[R] if else loop

[Sarah Goslee]

Hi Gary,

A solution in two pieces.

First, you need to be able to match the rows of your data frame. There
might be a more elegant way to do it, but I couldn't think of one that
gave the option of ordering or not, so I wrote a function:

isin <- function(dd, tomatch, ordered=TRUE) {
   # find tomatch in rows of df
   # order can be important or unimportant
   if(length(tomatch) != ncol(dd))
      stop("tomatch must have the same number of elements as df has columns.\n")
   if(ordered) {
      rowmatch <- apply(dd, 1, function(x){sum(x == tomatch) ==
length(tomatch)})
   } else {
      rowmatch <- apply(dd, 1, function(x)all(tomatch %in% x))
   }
   rowmatch
}

# test isin()

> set.seed(1234)
> dd <- data.frame(a = sample(1:20, 100, replace=TRUE), b = sample(5:24, 100, replace=TRUE))
> # isin() returns a row index so you can do something more than just return
> # something that looks just like the input, such as match the first two columns
> # but return entire rows
> dd[isin(dd, c(1, 19), ordered=FALSE),]
   a  b
73 1 19
98 1 19
> dd[isin(dd, c(10, 13), ordered=TRUE),]
[1] a b
<0 rows> (or 0-length row.names)
> dd[isin(dd, c(10, 13), ordered=FALSE),]
   a  b
3 13 10


On Tue, Jul 5, 2011 at 10:28 AM, gary engstrom <engstrom.gary at gmail.com> wrote:
> Dear R help
>
> I was hoping you might be able to show me how to write a loop function take
> would ccomplish this task.
>
> # code piece I am looking for
> if(subset(dd,c(1,23,ordered=F))is found))( print subset)
> else( continue evaluating subsets)
> subset(dd,isin(dd,c(1,23), ordered = FALSE))
> subset(dd,isin(dd,c(3,23),ordered=F))
> subset(dd,isin(dd,c(4,11),ordered=F))
> subset(dd,isin(dd,c(7,15),ordered=F))

Part II: I'm not entirely sure what you're trying to do.
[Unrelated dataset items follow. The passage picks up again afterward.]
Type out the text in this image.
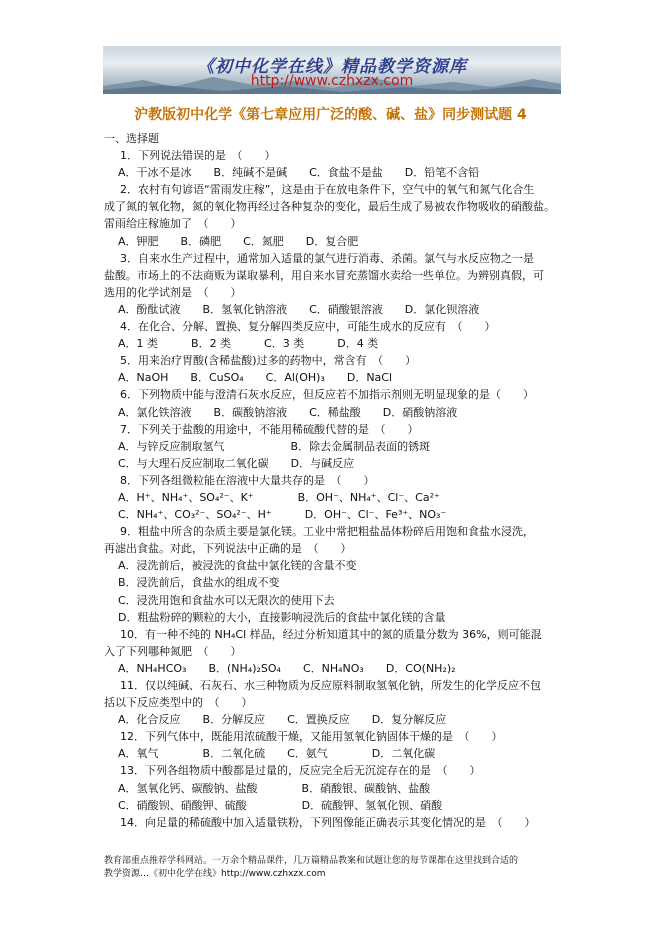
《初中化学在线》精品教学资源库
http://www.czhxzx.com
沪教版初中化学《第七章应用广泛的酸、碱、盐》同步测试题 4
一、选择题
1．下列说法错误的是　（　　）
A．干冰不是冰　　B．纯碱不是碱　　C．食盐不是盐　　D．铅笔不含铅
2．农村有句谚语“雷雨发庄稼”，这是由于在放电条件下，空气中的氧气和氮气化合生
成了氮的氧化物，氮的氧化物再经过各种复杂的变化，最后生成了易被农作物吸收的硝酸盐。
雷雨给庄稼施加了　（　　）
A．钾肥　　B．磷肥　　C．氮肥　　D．复合肥
3．自来水生产过程中，通常加入适量的氯气进行消毒、杀菌。氯气与水反应物之一是
盐酸。市场上的不法商贩为谋取暴利，用自来水冒充蒸馏水卖给一些单位。为辨别真假，可
选用的化学试剂是　（　　）
A．酚酞试液　　B．氢氧化钠溶液　　C．硝酸银溶液　　D．氯化钡溶液
4．在化合、分解、置换、复分解四类反应中，可能生成水的反应有　（　　）
A．1 类　　　B．2 类　　　C．3 类　　　D．4 类
5．用来治疗胃酸(含稀盐酸)过多的药物中，常含有　（　　）
A．NaOH　　B．CuSO₄　　C．Al(OH)₃　　D．NaCl
6．下列物质中能与澄清石灰水反应，但反应若不加指示剂则无明显现象的是（　　）
A．氯化铁溶液　　B．碳酸钠溶液　　C．稀盐酸　　D．硝酸钠溶液
7．下列关于盐酸的用途中，不能用稀硫酸代替的是　（　　）
A．与锌反应制取氢气　　　　　　B．除去金属制品表面的锈斑
C．与大理石反应制取二氧化碳　　D．与碱反应
8．下列各组微粒能在溶液中大量共存的是　（　　）
A．H⁺、NH₄⁺、SO₄²⁻、K⁺　　　　B．OH⁻、NH₄⁺、Cl⁻、Ca²⁺
C．NH₄⁺、CO₃²⁻、SO₄²⁻、H⁺　　　D．OH⁻、Cl⁻、Fe³⁺、NO₃⁻
9．粗盐中所含的杂质主要是氯化镁。工业中常把粗盐晶体粉碎后用饱和食盐水浸洗，
再滤出食盐。对此，下列说法中正确的是　（　　）
A．浸洗前后，被浸洗的食盐中氯化镁的含量不变
B．浸洗前后，食盐水的组成不变
C．浸洗用饱和食盐水可以无限次的使用下去
D．粗盐粉碎的颗粒的大小，直接影响浸洗后的食盐中氯化镁的含量
10．有一种不纯的 NH₄Cl 样品，经过分析知道其中的氮的质量分数为 36%，则可能混
入了下列哪种氮肥　（　　）
A．NH₄HCO₃　　B．(NH₄)₂SO₄　　C．NH₄NO₃　　D．CO(NH₂)₂
11．仅以纯碱、石灰石、水三种物质为反应原料制取氢氧化钠，所发生的化学反应不包
括以下反应类型中的　（　　）
A．化合反应　　B．分解反应　　C．置换反应　　D．复分解反应
12．下列气体中，既能用浓硫酸干燥，又能用氢氧化钠固体干燥的是　（　　）
A．氧气　　　　B．二氧化硫　　C．氨气　　　　D．二氧化碳
13．下列各组物质中酸都是过量的，反应完全后无沉淀存在的是　（　　）
A．氢氧化钙、碳酸钠、盐酸　　　　B．硝酸银、碳酸钠、盐酸
C．硝酸钡、硝酸钾、硫酸　　　　　D．硫酸钾、氢氧化钡、硝酸
14．向足量的稀硫酸中加入适量铁粉，下列图像能正确表示其变化情况的是　（　　）
教育部重点推荐学科网站。一万余个精品课件，几万篇精品教案和试题让您的每节课都在这里找到合适的
教学资源…《初中化学在线》http://www.czhxzx.com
If c(1,23) is
not matched, do you want ALL of them, or should this be sequential?
And why not just check for all of them, rather than making it
conditional? Anyway, this should be enough to get you going:

if(nrow(dd[isin(dd, c(1, 23), ordered=FALSE),]) > 0) {
   dd[isin(dd, c(1, 23), ordered=FALSE),]
} else {
   dd[isin(dd, c(3, 23), ordered=FALSE), ]
}

# or, more elegantly:
> all.matches <- list(c(1, 23), c(3, 23), c(4, 11), c(7, 15))
> lapply(all.matches, function(x)dd[isin(dd, x, ordered=FALSE), ])
[[1]]
   a  b
24 1 23

[[2]]
[1] a b
<0 rows> (or 0-length row.names)

[[3]]
   a  b
89 4 11

[[4]]
[1] a b
<0 rows> (or 0-length row.names)


-- 
Sarah Goslee
http://www.functionaldiversity.org